In the News: Mukherjee on the global impact of USAID foreign aid halt

February 4, 2025

Anit Mukherjee, Senior Fellow, ORF America was quoted in an article by Ken Moriyasu of Nikkei Asia on the global impact of the recent halt of foreign assistance from USAID.

USAID closure disrupts Indo-Pacific aid coordination plans

WASHINGTON -- The Trump administration's attempts to shutter the U.S. government's foreign aid agency have startled Asian development officials who had hoped to team up with Washington to offer countries in the region an alternative to Chinese assistance.

"It's so abrupt," a Washington representative at an Asian development government agency told Nikkei Asia. "Coordinating development policies with allies and partners was one of the pillars of the Biden administration's Indo-Pacific policies," the official said.

At the Camp David summit of August 2023, which brought the leaders of the U.S., Japan and South Korea together, the three sides agreed to deepen development policy coordination to strengthen Indo-Pacific engagement and promote common prosperity.

"Together, we are committed to accelerate the clean energy transition; mobilize financing for quality infrastructure and resilient supply chains, including through trilateral collaboration among our development finance institutions," a joint statement declared.

When then-Japanese Prime Minister Fumio Kishida came to Washington for a state-level visit in April 2024, he and then-President Joe Biden announced the establishment of a new strategic dialogue to coordinate global diplomacy and development efforts at the deputy secretary of state and vice minister for foreign affairs level.

"The whole idea was to offer an alternative to Chinese development aid by combining the capabilities of like-minded partners," the Asian development official said.

Such plans looked far from viable Monday with the lights turned off at the headquarters of the U.S. Agency for International Development, across the street from the White House.

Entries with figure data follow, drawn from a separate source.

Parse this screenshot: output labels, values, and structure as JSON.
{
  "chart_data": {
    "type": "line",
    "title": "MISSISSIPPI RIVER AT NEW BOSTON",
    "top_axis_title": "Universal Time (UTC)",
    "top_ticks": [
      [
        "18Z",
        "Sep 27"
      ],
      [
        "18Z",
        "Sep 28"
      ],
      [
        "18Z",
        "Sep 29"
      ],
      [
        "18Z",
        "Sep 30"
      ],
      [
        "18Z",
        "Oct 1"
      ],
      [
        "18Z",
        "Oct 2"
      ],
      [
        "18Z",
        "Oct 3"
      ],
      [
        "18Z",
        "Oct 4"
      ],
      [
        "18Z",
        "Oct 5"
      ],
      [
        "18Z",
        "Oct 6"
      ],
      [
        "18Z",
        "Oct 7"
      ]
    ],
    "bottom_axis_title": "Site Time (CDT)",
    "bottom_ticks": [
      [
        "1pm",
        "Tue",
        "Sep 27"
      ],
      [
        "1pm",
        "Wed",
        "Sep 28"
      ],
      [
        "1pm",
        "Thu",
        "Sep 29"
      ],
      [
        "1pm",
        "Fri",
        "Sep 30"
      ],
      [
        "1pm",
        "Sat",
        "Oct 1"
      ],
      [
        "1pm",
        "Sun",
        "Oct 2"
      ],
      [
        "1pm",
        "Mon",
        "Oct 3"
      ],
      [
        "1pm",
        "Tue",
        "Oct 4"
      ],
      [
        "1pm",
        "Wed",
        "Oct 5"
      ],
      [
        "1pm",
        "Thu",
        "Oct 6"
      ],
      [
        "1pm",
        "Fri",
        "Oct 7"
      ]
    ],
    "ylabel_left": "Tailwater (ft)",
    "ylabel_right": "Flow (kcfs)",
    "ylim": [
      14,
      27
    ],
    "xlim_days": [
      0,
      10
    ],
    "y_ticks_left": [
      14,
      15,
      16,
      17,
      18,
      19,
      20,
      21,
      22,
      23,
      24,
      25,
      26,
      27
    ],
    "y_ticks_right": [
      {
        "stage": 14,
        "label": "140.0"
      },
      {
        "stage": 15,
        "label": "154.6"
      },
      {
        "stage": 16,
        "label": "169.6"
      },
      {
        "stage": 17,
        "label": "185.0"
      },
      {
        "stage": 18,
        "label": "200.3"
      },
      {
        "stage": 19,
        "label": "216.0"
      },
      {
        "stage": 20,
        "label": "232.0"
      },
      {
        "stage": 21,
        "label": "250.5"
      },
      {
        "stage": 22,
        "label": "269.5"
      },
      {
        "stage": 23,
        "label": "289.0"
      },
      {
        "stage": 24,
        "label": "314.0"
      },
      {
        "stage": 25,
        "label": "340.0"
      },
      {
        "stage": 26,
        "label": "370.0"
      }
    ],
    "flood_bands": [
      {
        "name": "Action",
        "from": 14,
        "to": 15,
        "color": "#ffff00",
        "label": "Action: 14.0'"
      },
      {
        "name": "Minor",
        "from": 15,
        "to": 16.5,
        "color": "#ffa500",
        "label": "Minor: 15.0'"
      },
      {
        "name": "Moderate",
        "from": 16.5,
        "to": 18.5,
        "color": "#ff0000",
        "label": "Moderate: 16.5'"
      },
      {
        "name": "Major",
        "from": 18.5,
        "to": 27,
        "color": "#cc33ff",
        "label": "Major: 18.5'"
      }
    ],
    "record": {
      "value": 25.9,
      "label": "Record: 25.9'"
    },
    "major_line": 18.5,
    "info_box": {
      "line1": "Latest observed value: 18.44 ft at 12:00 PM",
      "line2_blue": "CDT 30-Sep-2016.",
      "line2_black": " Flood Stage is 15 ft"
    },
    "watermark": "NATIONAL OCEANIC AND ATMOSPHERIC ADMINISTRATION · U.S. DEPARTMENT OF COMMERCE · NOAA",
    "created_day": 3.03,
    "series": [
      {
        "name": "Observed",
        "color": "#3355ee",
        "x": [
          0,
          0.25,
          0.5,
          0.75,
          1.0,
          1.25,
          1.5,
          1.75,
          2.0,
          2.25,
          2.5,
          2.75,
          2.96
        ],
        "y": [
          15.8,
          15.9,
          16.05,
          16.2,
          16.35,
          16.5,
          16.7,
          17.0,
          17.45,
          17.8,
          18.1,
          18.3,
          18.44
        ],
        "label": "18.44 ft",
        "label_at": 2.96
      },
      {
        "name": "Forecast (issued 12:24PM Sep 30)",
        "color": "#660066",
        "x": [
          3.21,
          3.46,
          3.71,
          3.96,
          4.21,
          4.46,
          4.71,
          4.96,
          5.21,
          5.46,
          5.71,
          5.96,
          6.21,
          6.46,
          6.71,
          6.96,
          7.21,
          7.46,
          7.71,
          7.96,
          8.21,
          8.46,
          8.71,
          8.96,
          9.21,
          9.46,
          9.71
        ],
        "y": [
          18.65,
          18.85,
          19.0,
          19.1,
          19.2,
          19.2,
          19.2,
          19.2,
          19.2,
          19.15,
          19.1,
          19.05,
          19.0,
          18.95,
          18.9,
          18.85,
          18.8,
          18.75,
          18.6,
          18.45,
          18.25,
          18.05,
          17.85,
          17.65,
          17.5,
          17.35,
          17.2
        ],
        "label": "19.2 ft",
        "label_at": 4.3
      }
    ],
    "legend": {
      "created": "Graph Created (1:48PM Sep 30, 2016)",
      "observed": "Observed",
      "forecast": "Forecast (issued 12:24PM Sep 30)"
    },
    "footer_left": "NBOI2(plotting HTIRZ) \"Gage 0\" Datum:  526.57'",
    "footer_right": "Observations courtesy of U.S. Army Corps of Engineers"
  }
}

Employees were told by email to stay home.

In front of the stone building, Democratic lawmakers spoke to reporters and protesters opposing the move.

Rep. Gerry Connolly, the ranking member of the House Committee on Oversight and Government Reform, criticized Tesla CEO Elon Musk, who heads the Trump administration's "Department of Government Efficiency" advisory body, as an "unelected billionaire oligarch" unqualified to carry out such drastic changes. DOGE officials entered USAID headquarters over the weekend and reportedly attempted to access classified material.

"We are going to fight in every way we can -- in the courts, in public opinion, with the bully pulpit, in the halls of Congress, and here at AID itself," Connolly said.

"We are not going to let this injustice happen," he said. "Congress created this agency with the Foreign Assistance Act of 1961, and if you want to change it, you got to change that law."

On Monday, President Donald Trump appointed Secretary of State Marco Rubio as acting administrator of USAID, signaling a potential merger with the State Department.

Speaking to reporters in San Salvador, El Salvador, Rubio called USAID "a completely unresponsive agency" that is not aligned with American foreign policy.

While many of USAID's functions will continue, he said, the administration will ensure that "every dollar we are spending abroad is being spent on something that furthers our national interests."

Anit Mukherjee, a senior fellow at the U.S. arm of Indian think tank the Observer Research Foundation, said the move is a shock not just to USAID employees, but to the entire system of global development cooperation.

Halting U.S. assistance will be a major blow to countries in South Asia, such as Bangladesh, Afghanistan, Nepal and Myanmar, Mukherjee said.

"Bangladesh would be really hit because there was a lot of programs in Bangladesh which were dependent on USAID money," he said.

With a new Bangladeshi government that has distanced itself from India, "their first port of call might be China rather than India," Mukherjee said.